7D) as N ⁺ a-Si drain line that covers one end (15), a source electrode covering the other end of the display electrode (at the same time be connected to the ^{16P) N + a-Si (} 15) (1
7S) is formed. Further, using the drain electrode (17D) and the source electrode (17S) as a mask, N ⁺ a-Si (15)
Is removed to obtain the structure shown in FIG.

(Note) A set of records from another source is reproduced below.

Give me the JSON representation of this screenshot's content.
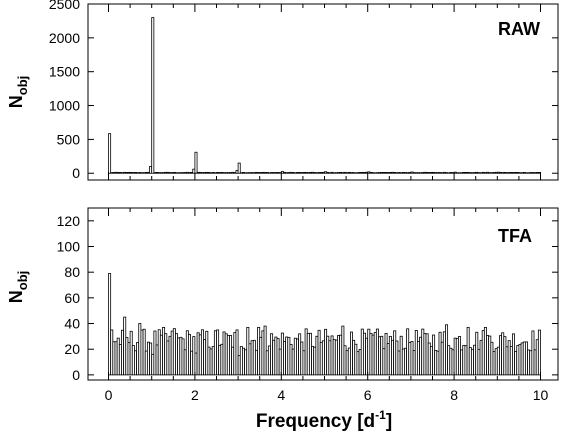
{
  "chart_data": [
    {
      "type": "bar",
      "panel_label": "RAW",
      "ylabel_main": "N",
      "ylabel_sub": "obj",
      "xlim": [
        0,
        10
      ],
      "ylim": [
        -100,
        2500
      ],
      "yticks": [
        0,
        500,
        1000,
        1500,
        2000,
        2500
      ],
      "xticks": [
        0,
        2,
        4,
        6,
        8,
        10
      ],
      "bin_width": 0.05,
      "baseline_count": 10,
      "peaks": [
        {
          "x": 0.0,
          "y": 585
        },
        {
          "x": 0.95,
          "y": 100
        },
        {
          "x": 1.0,
          "y": 2300
        },
        {
          "x": 1.95,
          "y": 60
        },
        {
          "x": 2.0,
          "y": 310
        },
        {
          "x": 2.95,
          "y": 40
        },
        {
          "x": 3.0,
          "y": 150
        },
        {
          "x": 4.0,
          "y": 25
        },
        {
          "x": 5.0,
          "y": 22
        },
        {
          "x": 6.0,
          "y": 20
        },
        {
          "x": 7.0,
          "y": 18
        },
        {
          "x": 8.0,
          "y": 16
        },
        {
          "x": 9.0,
          "y": 15
        }
      ]
    },
    {
      "type": "bar",
      "panel_label": "TFA",
      "ylabel_main": "N",
      "ylabel_sub": "obj",
      "xlim": [
        0,
        10
      ],
      "ylim": [
        -4,
        130
      ],
      "yticks": [
        0,
        20,
        40,
        60,
        80,
        100,
        120
      ],
      "xticks": [
        0,
        2,
        4,
        6,
        8,
        10
      ],
      "xlabel_main": "Frequency [d",
      "xlabel_sup": "-1",
      "xlabel_end": "]",
      "bin_width": 0.05,
      "typical_range": [
        18,
        36
      ],
      "peaks": [
        {
          "x": 0.0,
          "y": 79
        },
        {
          "x": 0.05,
          "y": 35
        },
        {
          "x": 0.35,
          "y": 45
        },
        {
          "x": 0.7,
          "y": 40
        },
        {
          "x": 1.0,
          "y": 16
        },
        {
          "x": 1.25,
          "y": 37
        },
        {
          "x": 1.5,
          "y": 36
        },
        {
          "x": 2.0,
          "y": 17
        },
        {
          "x": 2.5,
          "y": 35
        },
        {
          "x": 2.95,
          "y": 35
        },
        {
          "x": 3.0,
          "y": 15
        },
        {
          "x": 3.2,
          "y": 37
        },
        {
          "x": 3.45,
          "y": 37
        },
        {
          "x": 3.6,
          "y": 38
        },
        {
          "x": 5.4,
          "y": 38
        },
        {
          "x": 7.8,
          "y": 39
        },
        {
          "x": 8.3,
          "y": 37
        },
        {
          "x": 8.7,
          "y": 37
        }
      ]
    }
  ]
}
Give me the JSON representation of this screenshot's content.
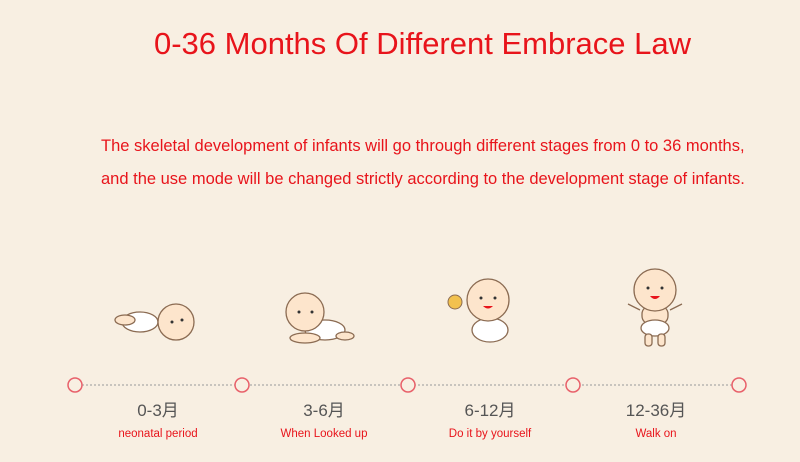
{
  "title": "0-36 Months Of Different Embrace Law",
  "description": "The skeletal development of infants will go through different stages from 0 to 36 months, and the use mode will be changed strictly according to the development stage of infants.",
  "stages": [
    {
      "age": "0-3月",
      "caption": "neonatal period"
    },
    {
      "age": "3-6月",
      "caption": "When Looked up"
    },
    {
      "age": "6-12月",
      "caption": "Do it by yourself"
    },
    {
      "age": "12-36月",
      "caption": "Walk on"
    }
  ]
}
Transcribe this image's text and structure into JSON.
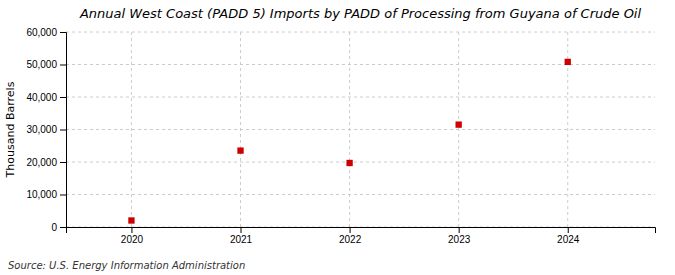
{
  "chart_data": {
    "type": "scatter",
    "title": "Annual West Coast (PADD 5) Imports by PADD of Processing from Guyana of Crude Oil",
    "ylabel": "Thousand Barrels",
    "annotations": [
      "Source: U.S. Energy Information Administration"
    ],
    "x": [
      2020,
      2021,
      2022,
      2023,
      2024
    ],
    "values": [
      2000,
      23500,
      19700,
      31500,
      50800
    ],
    "color": "#cc0000",
    "marker": "square",
    "xlim": [
      2019.4,
      2024.8
    ],
    "xticks": [
      2020,
      2021,
      2022,
      2023,
      2024
    ],
    "ylim": [
      0,
      60000
    ],
    "yticks": [
      0,
      {
        "value": 10000,
        "label": "10,000"
      },
      {
        "value": 20000,
        "label": "20,000"
      },
      {
        "value": 30000,
        "label": "30,000"
      },
      {
        "value": 40000,
        "label": "40,000"
      },
      {
        "value": 50000,
        "label": "50,000"
      },
      {
        "value": 60000,
        "label": "60,000"
      }
    ],
    "grid": true
  }
}
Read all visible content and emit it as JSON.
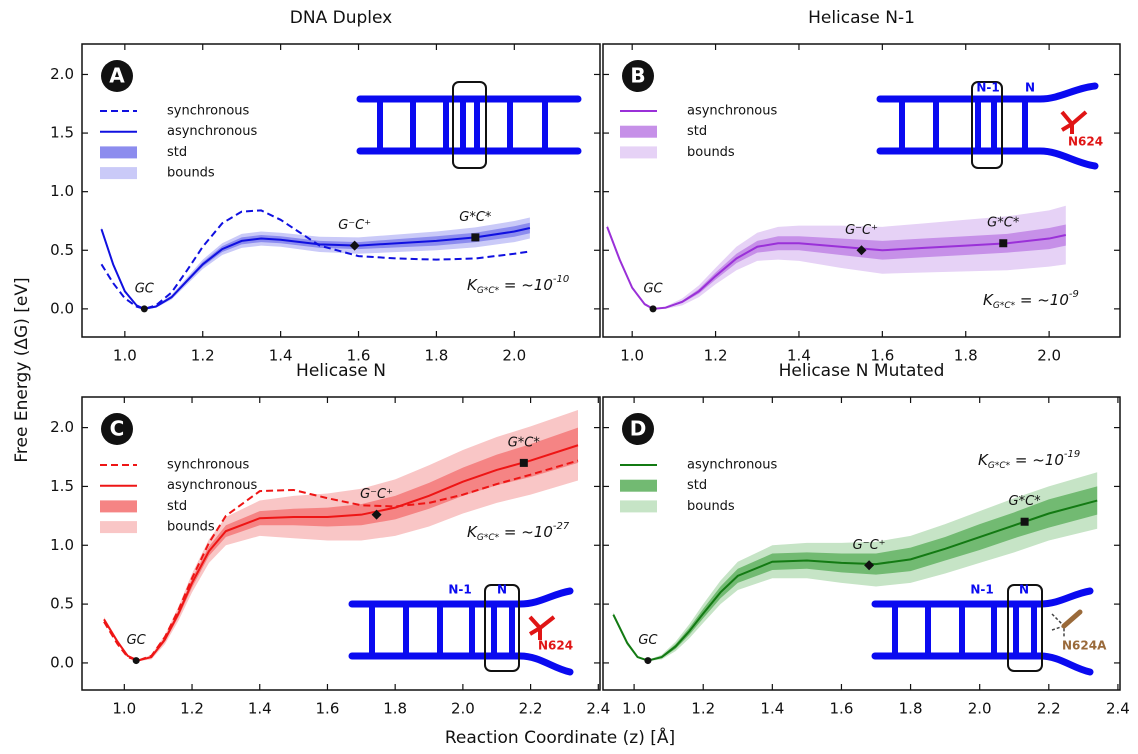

The gate line and the drain line are made of SiN_X
Although partly overlapped via the gate insulating film of (13),
Invasion of Cr etchant performed at the stage of FIG.
Defects due to immersion can cause film defects in the gate insulating film.
Even if it occurs at the overlapping part of the drain line and drain line,
No shorts occur. That is, in this part, FIG.
Is a layer made of Cr (11) as shown in FIG.
SiN on heat line _X(12) Contact hole
Cr etchant enters and the corresponding Cr etches
After the ITO patterning
The state is as shown in FIG. Therefore, Al / Mo
By the film formation of (17), Al / Mo becomes contact hole.
Generated in the gate line, as shown in FIG.
Insulation is preserved.

[0014]

As is clear from the above description, SiN _x
By performing the defect treatment of the insulating film with the Cr etchant immediately after the ITO film formation or immediately after the film formation and patterning, the Cr electrode and the ITO electrode, and the Cr wiring and the Al /
It was possible to prevent a short circuit with the Mo wiring and to prevent a defect of the display electrode due to deterioration of the surface of the SiN _x film.

[Brief description of the drawings]

FIG. 1 is a cross-sectional view illustrating a method for manufacturing a liquid crystal display device.

FIG. 2 is a cross-sectional view illustrating a method for manufacturing a liquid crystal display device.

FIG. 3 is a cross-sectional view illustrating a method for manufacturing a liquid crystal display device.

FIG. 4 is a cross-sectional view illustrating a method for manufacturing a liquid crystal display device.

FIG. 5 is a cross-sectional view illustrating a method for manufacturing a liquid crystal display device.

FIG. 6 is a cross-sectional view illustrating the method for manufacturing the liquid crystal display device.

FIG. 7 is a cross-sectional view illustrating the operation and effect of the defect processing.

FIG. 8 is a cross-sectional view illustrating the operation and effect of the defect processing.

FIG. 9 is a cross-sectional view illustrating the operation and effect of the defect processing.

FIG. 10 is a cross-sectional view illustrating the operation and effect of the defect processing of the present invention.

FIG. 11 is a cross-sectional view illustrating the operation and effect of the defect processing of the present invention.

[Explanation of symbols]

Reference Signs List 10 transparent substrate 11 Cr 12 SiN _X 13 a-Si 14 etching stopper 15 N ⁺ a-Si 16 ITO 17 Al / Mo

Claims (1)

(57) [Claims] 1. A step of laminating a first metal on a substrate, a step of patterning the first metal, a step of forming a first insulating film on the substrate, and a step of forming a semiconductor layer on the substrate Forming a, a step of patterning the semiconductor layer, a step of forming a transparent conductive film on the substrate,
A method of manufacturing a liquid crystal display device, comprising: a step of patterning the transparent conductive film; a step of laminating a second metal on the substrate; and a step of patterning the second metal. After the step of forming the film, or
A method of immersing the substrate in an etchant of the first metal after the step of patterning the transparent conductive film.